Asano shares a little bit of a confession about the etiquette or thrill that LinkedIn can provide its users: “It’s also one of the few places I’ll willingly interact with guys or former flings that I’ve ghosted or have ghosted me. I’ll still like or comment on their stuff, even if things between us ended horribly. I honestly think it’s kind of funny, when it comes to social networking, apparently I’ll do anything for a new connection.”
A dear friend and roommate of mine, Emma Langas ‘25 (280 connections, 0 posts) described her own dilemma with the platform, enlisting a new question for myself and future readers to sit with: “I have trouble when people I know connect with me on LinkedIn because I cannot tell if they are flirting or not.” Another friend shares it is the place to communicate, safely, with an “ex-sneaky link.”
Remember when we were told that colleges would really look into everything about us, that it would be detrimental, even change the entire trajectory of how hard we worked in high school if our social media contained anything a bit risky or impure? I sort of see this era of selling and representing ourselves to mirror that, it is just our own form of curating ourselves, making us seem like the right fit or the one that “professionals” would want.
I told an interviewer when asked about a project I have been working on about this article idea, and she laughed out loud, as a hiring manager, and I interpreted it as a nod to everything I was saying and exploring…like people see right through it, and I was appreciative that this specific job had no opportunity to share our profiles, almost as if they know it doesn’t really share much of anything with the employer.

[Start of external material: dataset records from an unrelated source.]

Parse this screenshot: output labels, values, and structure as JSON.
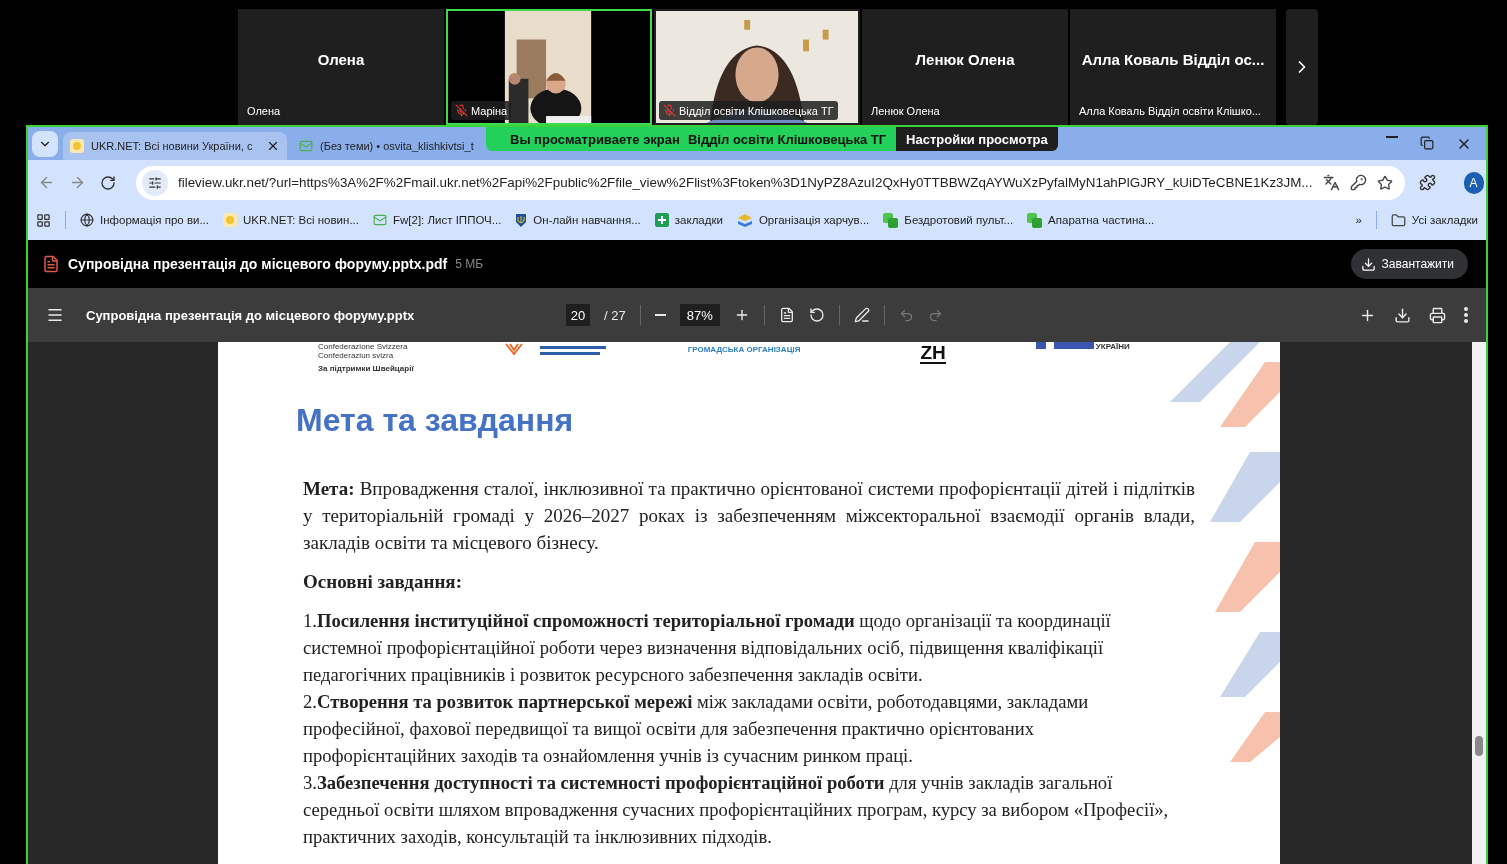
{
  "participants": [
    {
      "kind": "name",
      "name": "Олена",
      "label": "Олена",
      "muted": false,
      "selected": false
    },
    {
      "kind": "video",
      "label": "Маріна",
      "muted": true,
      "selected": true
    },
    {
      "kind": "video",
      "label": "Відділ освіти Клішковецька ТГ",
      "muted": true,
      "selected": false
    },
    {
      "kind": "name",
      "name": "Ленюк Олена",
      "label": "Ленюк Олена",
      "muted": false,
      "selected": false
    },
    {
      "kind": "name",
      "name": "Алла Коваль Відділ ос...",
      "label": "Алла Коваль Відділ освіти Клішко...",
      "muted": false,
      "selected": false
    }
  ],
  "share_banner": {
    "text": "Вы просматриваете экран",
    "presenter": "Відділ освіти Клішковецька ТГ",
    "settings": "Настройки просмотра"
  },
  "tabs": [
    {
      "title": "UKR.NET: Всі новини України, с",
      "selected": false,
      "closable": true
    },
    {
      "title": "(Без теми) • osvita_klishkivtsi_t",
      "selected": false,
      "closable": false
    }
  ],
  "address": "fileview.ukr.net/?url=https%3A%2F%2Fmail.ukr.net%2Fapi%2Fpublic%2Ffile_view%2Flist%3Ftoken%3D1NyPZ8AzuI2QxHy0TTBBWZqAYWuXzPyfalMyN1ahPlGJRY_kUiDTeCBNE1Kz3JM...",
  "profile": "A",
  "bookmarks": [
    "Інформація про ви...",
    "UKR.NET: Всі новин...",
    "Fw[2]: Лист ІППОЧ...",
    "Он-лайн навчання...",
    "закладки",
    "Організація харчув...",
    "Бездротовий пульт...",
    "Апаратна частина..."
  ],
  "bookmarks_more": "»",
  "all_bookmarks": "Усі закладки",
  "file_header": {
    "name": "Супровідна презентація до місцевого форуму.pptx.pdf",
    "size": "5 МБ",
    "download": "Завантажити"
  },
  "pdf_toolbar": {
    "title": "Супровідна презентація до місцевого форуму.pptx",
    "page": "20",
    "pages": "/ 27",
    "zoom": "87%"
  },
  "slide": {
    "logos": {
      "swiss_1": "Confederazione Svizzera",
      "swiss_2": "Confederaziun svizra",
      "swiss_3": "За підтримки Швейцарії",
      "org": "ГРОМАДСЬКА ОРГАНІЗАЦІЯ",
      "zh": "ZH",
      "ukraine": "УКРАЇНИ"
    },
    "title": "Мета та завдання",
    "goal": "**Мета:** Впровадження сталої, інклюзивної та практично орієнтованої системи профорієнтації дітей і підлітків у територіальній громаді у 2026–2027 роках із забезпеченням міжсекторальної взаємодії органів влади, закладів освіти та місцевого бізнесу.",
    "tasks_heading": "Основні завдання:",
    "tasks": [
      "1.**Посилення інституційної спроможності територіальної громади** щодо організації та координації системної профорієнтаційної роботи через визначення відповідальних осіб, підвищення кваліфікації педагогічних працівників і розвиток ресурсного забезпечення закладів освіти.",
      "2.**Створення та розвиток партнерської мережі** між закладами освіти, роботодавцями, закладами професійної, фахової передвищої та вищої освіти для забезпечення практично орієнтованих профорієнтаційних заходів та ознайомлення учнів із сучасним ринком праці.",
      "3.**Забезпечення доступності та системності профорієнтаційної роботи** для учнів закладів загальної середньої освіти шляхом впровадження сучасних профорієнтаційних програм, курсу за вибором «Професії», практичних заходів, консультацій та інклюзивних підходів."
    ]
  }
}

Despite trying to present ourselves in the very best light, it was refreshing to speak with peers who are not drinking the figurative Kool-Aid but are still lurking on there: As Flumian shared, “I will deny people I don’t know, let people just sit there (in the inbox). I don’t know…I like leaving them in there,” but what does he do when telling me this? He accepts a connection right in front of me. I think my prying may have peer-pressured him.